Niken memiringkan kepalanya tersenyum sinis.

Valen melangkah mendekati Niken yang beberapa langkah di depannya. Dia kembali menyelusupkan kedua lengannya di bawah lengan Niken. Menempelkan badannya pada punggung Niken. Valen menundukkan badannya demi untuk menyandarkan dagunya di bahu Niken. Menghirup udara malam sedalam-dalamnya.

"Kalau memang benar demikian.." ujar Valen dalam dan rendah. "Aku sekarang tak perlu ragu, bahwa kau akan terseret bersamaku ke dalam neraka" sambung Valen berbisik, datar dan dingin.

Niken tak berkedip menatap ke depan yang gelap. Sejenak dia menangkap nada Valen yang telah berubah bengis. Tidak ada cahaya setitikpun di depan sana. Hanya gelap yang pekat yang terhampar di depan mereka berdua.

"Kau akan tetap disisku Niken, menamaniku dalam kegelapan," bisik Valen terdengar lebih dingin dari udara di sekitar mereka.

Niken menolehkan wajahnya menatap Valen yang juga menatapnya. Tatapan mereka sama-sama tajam dan dingin. "Kau akan menyeretku bersamamu?"

"Kau pantas mendapatkannya" desis Valen.

"Are you Kiel to me? Or you kill me?" Hela Niken.

"Yes iam Kiel, and i kill you with me, absolutely" bisik valen di atas bibir Niken yang merekah basah oleh linangan air matanya sejenak tadi, dan semakin memerah karena gigitannya sendiri akibat menahan luapan emosinya tadi.

Bibir mereka menempel erat. Hembusan dingin angin pantai malam tak lagi membuat mereka menggigil, karena mereka lebih panas dari badai matahari saat ini.

Niken melepaskan tubuhnya dari dekapan Valen dan justru menerjangnya mundur hingga punggung Valen menabrak mobil. Lenguhan Valen menjadi kesempatan Niken untuk menambatkan bibirnya dan menerjang lelaki itu. Gadis itu mencium Valen dengan liar. Dia menarik tengkuk Valen agar dia dapat lebih dalam menekan bibir panas lelaki itu.
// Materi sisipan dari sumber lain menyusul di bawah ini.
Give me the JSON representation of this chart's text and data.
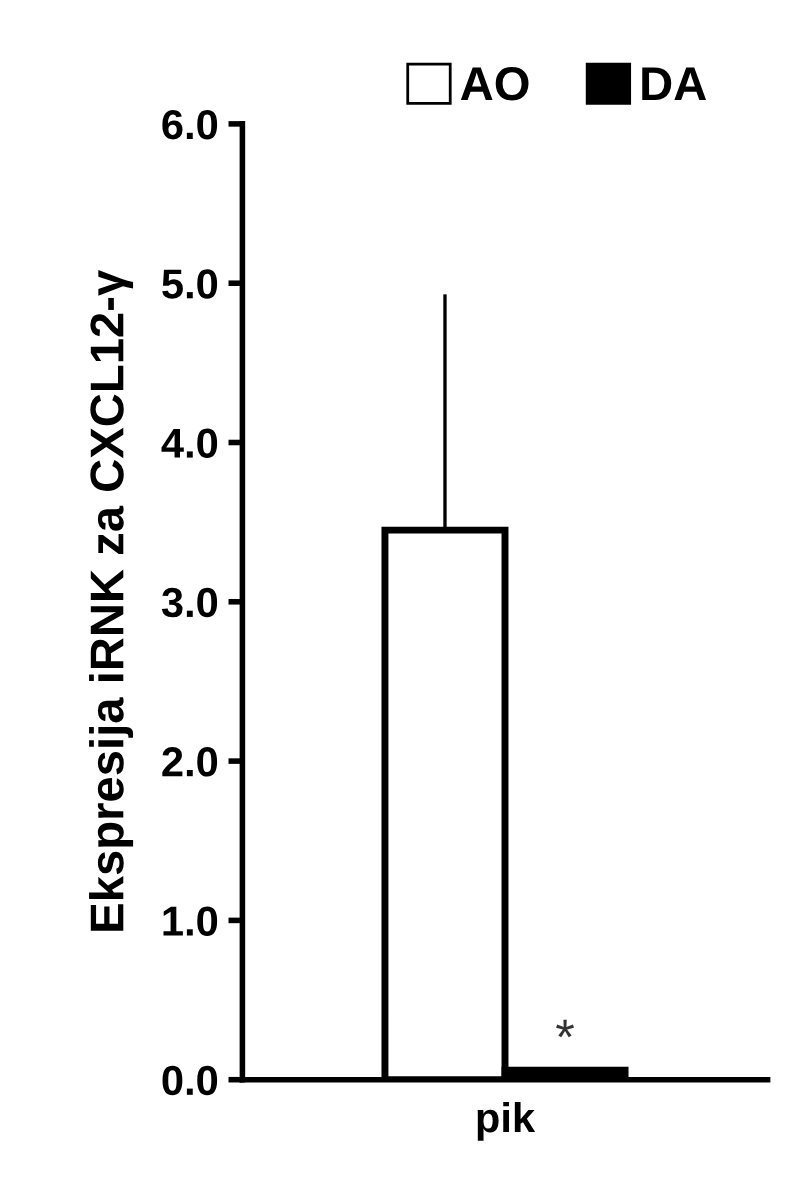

"Sialan kau Kiel," umpat Niken ketika ciuman mereka terlepas saat Valen menarik bahu Niken menjauh dengan keras. Mereka meraup oksigen brutal bersamaan.

Valen menarik bahu Niken setelah dia membuka pintu belakang mobilnya. Mendorong tubuh Niken masuk lalu menindihnya. "Ugghhh.. Kiel.." desah Niken saat dia merasakan tekanan di atas tubuhnya.

Valen tidak menyiakan kesempatan itu. Dia menerjang bibir Niken dengan ganas. Mengecup leher gadis itu dengan kasar.

"Mmmhhhh.. Kiel..." Lenguh Niken.

"Yes iam your Kiel, Niken. May iam not as me as your past but i still iam" desah Valen.

"Then, kill me with yours, Kiel..." Desah Niken tak kalah parau.